UC Davis Genome Center, University of California, Davis, CA, 95616, USA.
MIND Institute, University of California, Davis, 95817, USA.
J Autism Dev Disord. 2023 Mar;53(3):963-976. doi: 10.1007/s10803-022-05586-z. Epub 2022 May 20.

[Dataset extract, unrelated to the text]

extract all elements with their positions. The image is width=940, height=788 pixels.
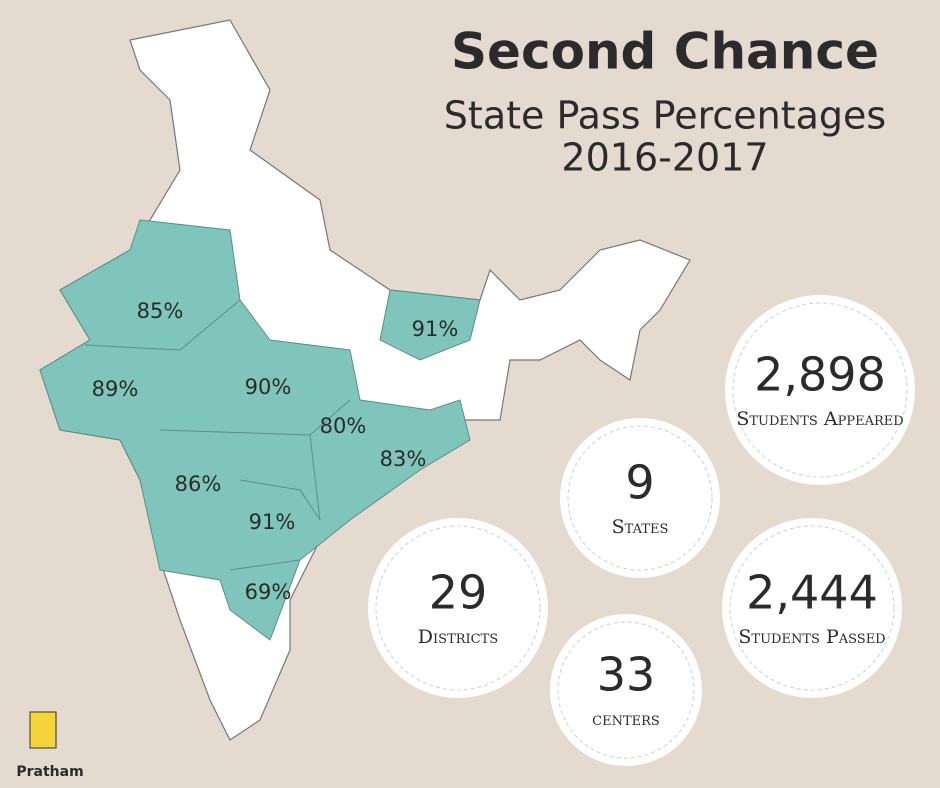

The early detection of neurodevelopmental disorders (NDDs) can significantly improve patient outcomes. The differential burden of non-synonymous de novo mutation among NDD cases and controls indicates that de novo coding variation can be used to identify a subset of samples that will likely display an NDD phenotype. Thus, we have developed an approach for the accurate prediction of NDDs with very low false positive rate (FPR) using de novo coding variation for a small subset of cases. We use a shallow neural network that integrates de novo likely gene-disruptive and missense variants, measures of gene constraint, and conservation information to predict a small subset of NDD cases at very low FPR and prioritizes NDD risk genes for future clinical study.
神经发育障碍(NDD)的早期检测可以显著改善患者的预后。在 NDD 病例和对照中非同义新生突变的差异负担表明,新生编码变异可用于鉴定可能表现出 NDD 表型的样本子集。因此,我们开发了一种使用新生编码变异来准确预测 NDD 且具有非常低的假阳性率(FPR)的方法,用于一小部分病例。我们使用浅层神经网络,该神经网络集成了新生的可能导致基因失活和错义变异、基因约束的度量以及保守信息,以非常低的 FPR 预测一小部分 NDD 病例,并为未来的临床研究确定 NDD 风险基因。